Thinking in My Language to the Official Languages: What a Challenge!! A Case of the Basarwa (Bushmen/San) Children in Botswana

Type Conference Paper - Second 21st Century Academic Forum Boston, USA at Harvard
Title Thinking in My Language to the Official Languages: What a Challenge!! A Case of the Basarwa (Bushmen/San) Children in Botswana
Author(s)
Publication (Day/Month/Year) 2015
URL http://repository.bothouniversity.ac.bw/buir/bitstream/handle/123456789/110/Thinking in my​language.pdf?sequence=1&isAllowed=y
Abstract
The Botswana education system bases its philosophy on education for all using English and
Setswana as the official languages for learning and teaching in schools despite the diversity of
the society. Botswana has 8 Setswana ethnic groups with Setswana as their mother tongue and 26
minority languages. Some of them speak Sengologa/ Sekgalagadi; a language of their so-called
masters. The Basarwa children find it difficult to converse in Setswana but are usually taught by
teachers from the Setswana ethnic groups or those fortunate to be articulate in Setswana and
English.
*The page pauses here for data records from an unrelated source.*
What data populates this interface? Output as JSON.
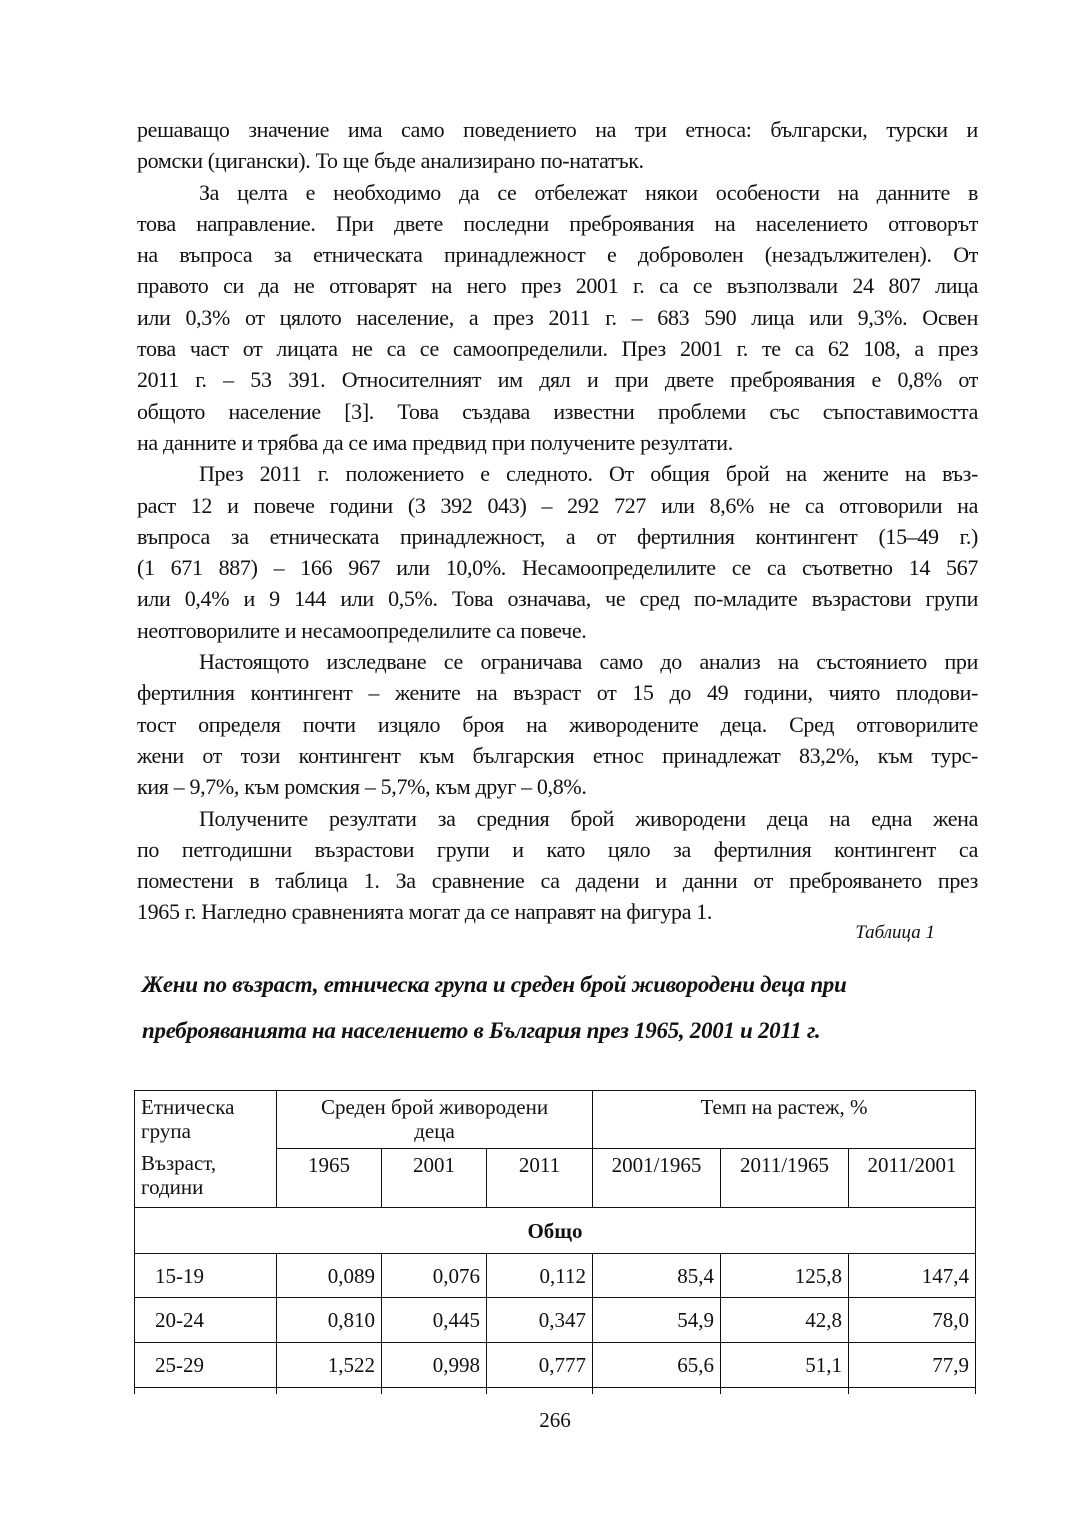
{
  "paragraphs": [
    {
      "indent": false,
      "lines": [
        "решаващо значение има само поведението на три етноса:  български, турски и",
        "ромски (цигански). То ще бъде анализирано по-нататък."
      ]
    },
    {
      "indent": true,
      "lines": [
        "За целта е необходимо да се отбележат някои особености на данните в",
        "това направление. При двете последни преброявания на населението отговорът",
        "на въпроса за етническата принадлежност е доброволен (незадължителен). От",
        "правото си да не отговарят на него през 2001 г. са се възползвали 24 807 лица",
        "или 0,3% от цялото население, а през 2011 г. – 683 590 лица или 9,3%. Освен",
        "това част от лицата не са се самоопределили. През 2001 г. те са 62 108, а през",
        "2011 г. – 53 391. Относителният им дял и при двете преброявания е 0,8% от",
        "общото население [3]. Това създава известни проблеми със съпоставимостта",
        "на данните и трябва да се има предвид при получените резултати."
      ]
    },
    {
      "indent": true,
      "lines": [
        "През 2011 г. положението е следното. От общия брой на жените на въз-",
        "раст 12 и повече години (3 392 043) – 292 727 или 8,6% не са отговорили на",
        "въпроса за етническата принадлежност, а от фертилния контингент (15–49 г.)",
        "(1 671 887) – 166 967 или 10,0%. Несамоопределилите се са съответно 14 567",
        "или 0,4% и 9 144 или 0,5%. Това означава, че сред по-младите възрастови групи",
        "неотговорилите и несамоопределилите са повече."
      ]
    },
    {
      "indent": true,
      "lines": [
        "Настоящото изследване се ограничава само до анализ на състоянието при",
        "фертилния контингент – жените на възраст от 15 до 49 години, чиято плодови-",
        "тост определя почти изцяло броя на живородените деца. Сред отговорилите",
        "жени от този контингент към българския етнос принадлежат 83,2%, към турс-",
        "кия – 9,7%, към ромския – 5,7%, към друг – 0,8%."
      ]
    },
    {
      "indent": true,
      "lines": [
        "Получените резултати за средния брой живородени деца на една жена",
        "по петгодишни възрастови групи и като цяло за фертилния контингент са",
        "поместени в таблица 1. За сравнение са дадени и данни от преброяването през",
        "1965 г. Нагледно сравненията могат да се направят на фигура 1."
      ]
    }
  ],
  "table_label": "Таблица 1",
  "caption": {
    "line1": "Жени по възраст, етническа група и среден брой живородени деца при",
    "line2": "преброяванията на населението в България през 1965, 2001 и 2011 г."
  },
  "table": {
    "header_group_label": "Етническа група",
    "header_age_label": "Възраст, години",
    "header_avg": "Среден брой живородени деца",
    "header_growth": "Темп на растеж, %",
    "years": [
      "1965",
      "2001",
      "2011"
    ],
    "ratios": [
      "2001/1965",
      "2011/1965",
      "2011/2001"
    ],
    "section": "Общо",
    "rows": [
      {
        "age": "15-19",
        "values": [
          "0,089",
          "0,076",
          "0,112",
          "85,4",
          "125,8",
          "147,4"
        ]
      },
      {
        "age": "20-24",
        "values": [
          "0,810",
          "0,445",
          "0,347",
          "54,9",
          "42,8",
          "78,0"
        ]
      },
      {
        "age": "25-29",
        "values": [
          "1,522",
          "0,998",
          "0,777",
          "65,6",
          "51,1",
          "77,9"
        ]
      }
    ]
  },
  "page_number": "266"
}
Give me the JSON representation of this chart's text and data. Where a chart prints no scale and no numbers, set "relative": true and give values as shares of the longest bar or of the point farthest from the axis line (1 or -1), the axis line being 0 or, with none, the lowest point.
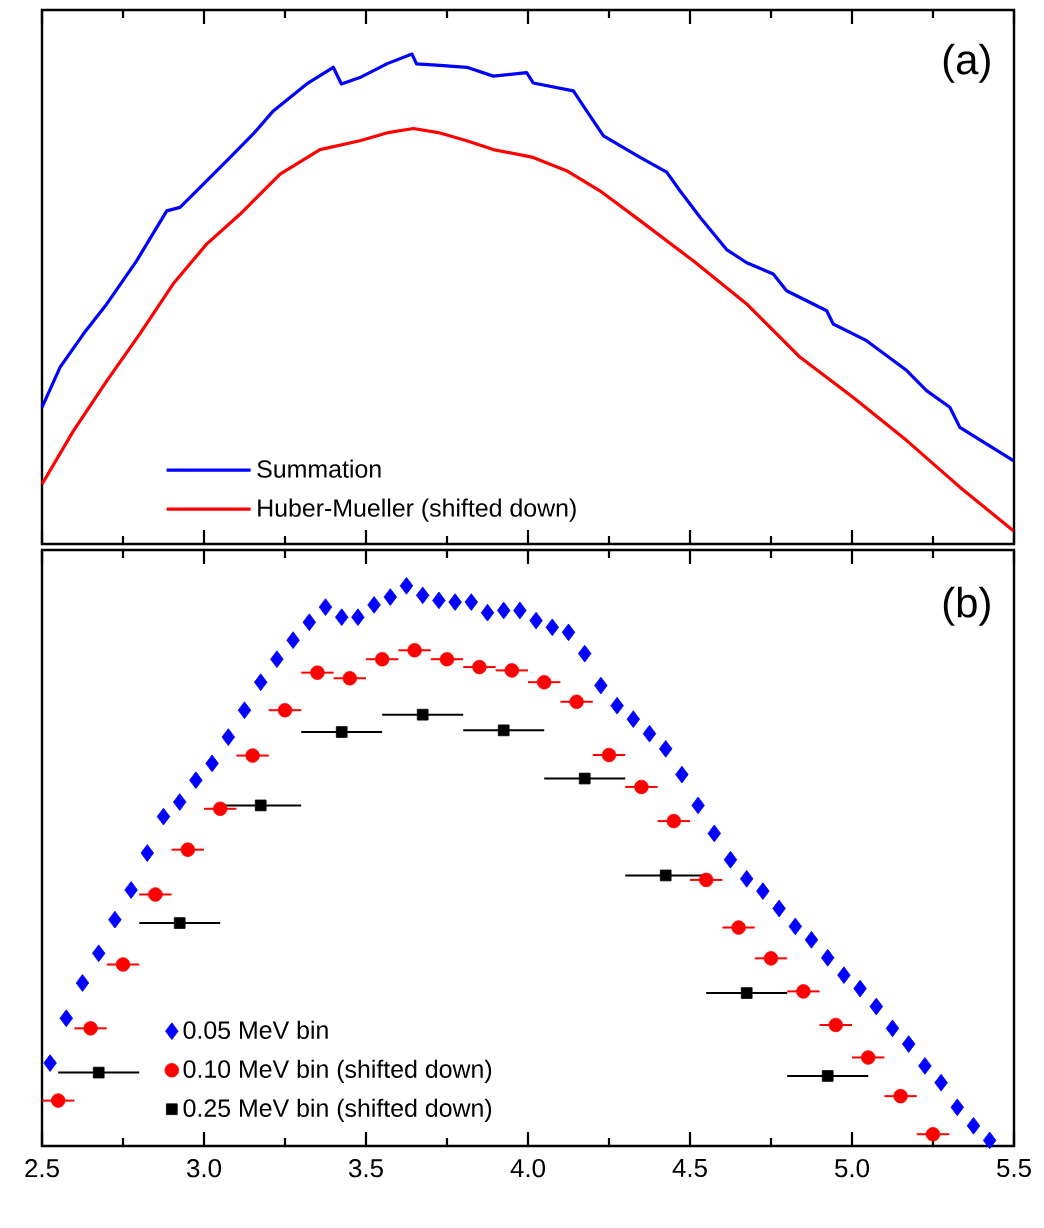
{
  "chart_data": [
    {
      "type": "line",
      "relative": true,
      "xlim": [
        2.5,
        5.5
      ],
      "xticks": [
        2.5,
        {
          "value": 2.75,
          "label": null
        },
        3,
        {
          "value": 3.25,
          "label": null
        },
        3.5,
        {
          "value": 3.75,
          "label": null
        },
        4,
        {
          "value": 4.25,
          "label": null
        },
        4.5,
        {
          "value": 4.75,
          "label": null
        },
        5,
        {
          "value": 5.25,
          "label": null
        },
        5.5
      ],
      "tick_labels": false,
      "legend": "bottom left",
      "annotations": [
        "(a)"
      ],
      "series": [
        {
          "name": "Summation",
          "color": "#0000ff",
          "x": [
            2.5,
            2.556,
            2.628,
            2.7,
            2.792,
            2.885,
            2.926,
            2.988,
            3.07,
            3.152,
            3.214,
            3.317,
            3.399,
            3.424,
            3.481,
            3.564,
            3.642,
            3.656,
            3.728,
            3.811,
            3.893,
            3.996,
            4.016,
            4.14,
            4.181,
            4.233,
            4.346,
            4.428,
            4.469,
            4.531,
            4.613,
            4.675,
            4.757,
            4.798,
            4.922,
            4.942,
            5.045,
            5.169,
            5.23,
            5.302,
            5.333,
            5.416,
            5.498
          ],
          "values": [
            0.279,
            0.361,
            0.429,
            0.49,
            0.578,
            0.68,
            0.687,
            0.728,
            0.782,
            0.837,
            0.884,
            0.939,
            0.973,
            0.939,
            0.952,
            0.98,
            1.0,
            0.98,
            0.977,
            0.973,
            0.955,
            0.962,
            0.941,
            0.925,
            0.884,
            0.833,
            0.789,
            0.759,
            0.721,
            0.667,
            0.601,
            0.574,
            0.551,
            0.517,
            0.476,
            0.449,
            0.415,
            0.354,
            0.313,
            0.279,
            0.238,
            0.204,
            0.17
          ]
        },
        {
          "name": "Huber-Mueller (shifted down)",
          "color": "#ff0000",
          "x": [
            2.5,
            2.597,
            2.7,
            2.802,
            2.905,
            3.008,
            3.111,
            3.235,
            3.358,
            3.481,
            3.564,
            3.646,
            3.728,
            3.811,
            3.893,
            4.016,
            4.119,
            4.222,
            4.346,
            4.51,
            4.675,
            4.84,
            5.004,
            5.169,
            5.333,
            5.498
          ],
          "values": [
            0.122,
            0.231,
            0.333,
            0.429,
            0.531,
            0.612,
            0.673,
            0.755,
            0.805,
            0.823,
            0.839,
            0.848,
            0.839,
            0.823,
            0.805,
            0.789,
            0.762,
            0.721,
            0.66,
            0.578,
            0.49,
            0.381,
            0.299,
            0.211,
            0.116,
            0.027
          ]
        }
      ]
    },
    {
      "type": "scatter",
      "relative": true,
      "xlim": [
        2.5,
        5.5
      ],
      "xticks": [
        {
          "value": 2.5,
          "label": "2.5"
        },
        {
          "value": 2.75,
          "label": null
        },
        {
          "value": 3,
          "label": "3.0"
        },
        {
          "value": 3.25,
          "label": null
        },
        {
          "value": 3.5,
          "label": "3.5"
        },
        {
          "value": 3.75,
          "label": null
        },
        {
          "value": 4,
          "label": "4.0"
        },
        {
          "value": 4.25,
          "label": null
        },
        {
          "value": 4.5,
          "label": "4.5"
        },
        {
          "value": 4.75,
          "label": null
        },
        {
          "value": 5,
          "label": "5.0"
        },
        {
          "value": 5.25,
          "label": null
        },
        {
          "value": 5.5,
          "label": "5.5"
        }
      ],
      "tick_labels": "x",
      "legend": "bottom left",
      "annotations": [
        "(b)"
      ],
      "series": [
        {
          "name": "0.05 MeV bin",
          "color": "#0000ff",
          "marker": "diamond",
          "x": [
            2.525,
            2.575,
            2.625,
            2.675,
            2.725,
            2.775,
            2.825,
            2.875,
            2.925,
            2.975,
            3.025,
            3.075,
            3.125,
            3.175,
            3.225,
            3.275,
            3.325,
            3.375,
            3.425,
            3.475,
            3.525,
            3.575,
            3.625,
            3.675,
            3.725,
            3.775,
            3.825,
            3.875,
            3.925,
            3.975,
            4.025,
            4.075,
            4.125,
            4.175,
            4.225,
            4.275,
            4.325,
            4.375,
            4.425,
            4.475,
            4.525,
            4.575,
            4.625,
            4.675,
            4.725,
            4.775,
            4.825,
            4.875,
            4.925,
            4.975,
            5.025,
            5.075,
            5.125,
            5.175,
            5.225,
            5.275,
            5.325,
            5.375,
            5.425
          ],
          "values": [
            0.148,
            0.228,
            0.291,
            0.344,
            0.404,
            0.457,
            0.523,
            0.588,
            0.614,
            0.653,
            0.683,
            0.73,
            0.778,
            0.828,
            0.869,
            0.903,
            0.935,
            0.962,
            0.944,
            0.944,
            0.966,
            0.98,
            1.0,
            0.983,
            0.974,
            0.971,
            0.971,
            0.952,
            0.956,
            0.956,
            0.938,
            0.926,
            0.917,
            0.879,
            0.822,
            0.786,
            0.762,
            0.736,
            0.709,
            0.663,
            0.608,
            0.558,
            0.511,
            0.477,
            0.455,
            0.424,
            0.392,
            0.368,
            0.336,
            0.305,
            0.281,
            0.249,
            0.21,
            0.182,
            0.143,
            0.113,
            0.069,
            0.036,
            0.01
          ]
        },
        {
          "name": "0.10 MeV bin (shifted down)",
          "color": "#ff0000",
          "marker": "circle",
          "x": [
            2.55,
            2.65,
            2.75,
            2.85,
            2.95,
            3.05,
            3.15,
            3.25,
            3.35,
            3.45,
            3.55,
            3.65,
            3.75,
            3.85,
            3.95,
            4.05,
            4.15,
            4.25,
            4.35,
            4.45,
            4.55,
            4.65,
            4.75,
            4.85,
            4.95,
            5.05,
            5.15,
            5.25
          ],
          "values": [
            0.081,
            0.21,
            0.324,
            0.449,
            0.529,
            0.602,
            0.697,
            0.778,
            0.845,
            0.835,
            0.869,
            0.885,
            0.869,
            0.855,
            0.849,
            0.828,
            0.793,
            0.698,
            0.641,
            0.58,
            0.475,
            0.39,
            0.335,
            0.276,
            0.216,
            0.158,
            0.089,
            0.021
          ],
          "xerrors": [
            0.05,
            0.05,
            0.05,
            0.05,
            0.05,
            0.05,
            0.05,
            0.05,
            0.05,
            0.05,
            0.05,
            0.05,
            0.05,
            0.05,
            0.05,
            0.05,
            0.05,
            0.05,
            0.05,
            0.05,
            0.05,
            0.05,
            0.05,
            0.05,
            0.05,
            0.05,
            0.05,
            0.05
          ]
        },
        {
          "name": "0.25 MeV bin (shifted down)",
          "color": "#000000",
          "marker": "square",
          "x": [
            2.675,
            2.925,
            3.175,
            3.425,
            3.675,
            3.925,
            4.175,
            4.425,
            4.675,
            4.925
          ],
          "values": [
            0.131,
            0.398,
            0.608,
            0.739,
            0.77,
            0.742,
            0.656,
            0.483,
            0.273,
            0.125
          ],
          "xerrors": [
            0.125,
            0.125,
            0.125,
            0.125,
            0.125,
            0.125,
            0.125,
            0.125,
            0.125,
            0.125
          ]
        }
      ]
    }
  ]
}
When these teachers instruct Basarwa children whose languages are mutually
unintelligible, it becomes a great challenge. Learning is burdensome; frustrating to both the
teachers, parents of the Basarwa children; and the children themselves. The teaching of children
in their mother tongue cannot be overemphasized. Education becomes a foreign concept from
their indigenous culture leading to a higher risk of dropping out of school, a feeling of
discrimination by the teachers who cannot communicate in their language, or understand their
culture.
The study utilized the qualitative method to establish the difficulties the Basarwa children face in
adapting to the Setswana and English ways of learning and the reasons for their high dropout
rates. Greater attention was paid to the strategies and methods the teachers used to reach out to
these children in order to assist them with their schooling. The study was carried out in a small
settlement in the Kgalagadi Desert called Phuduhudu.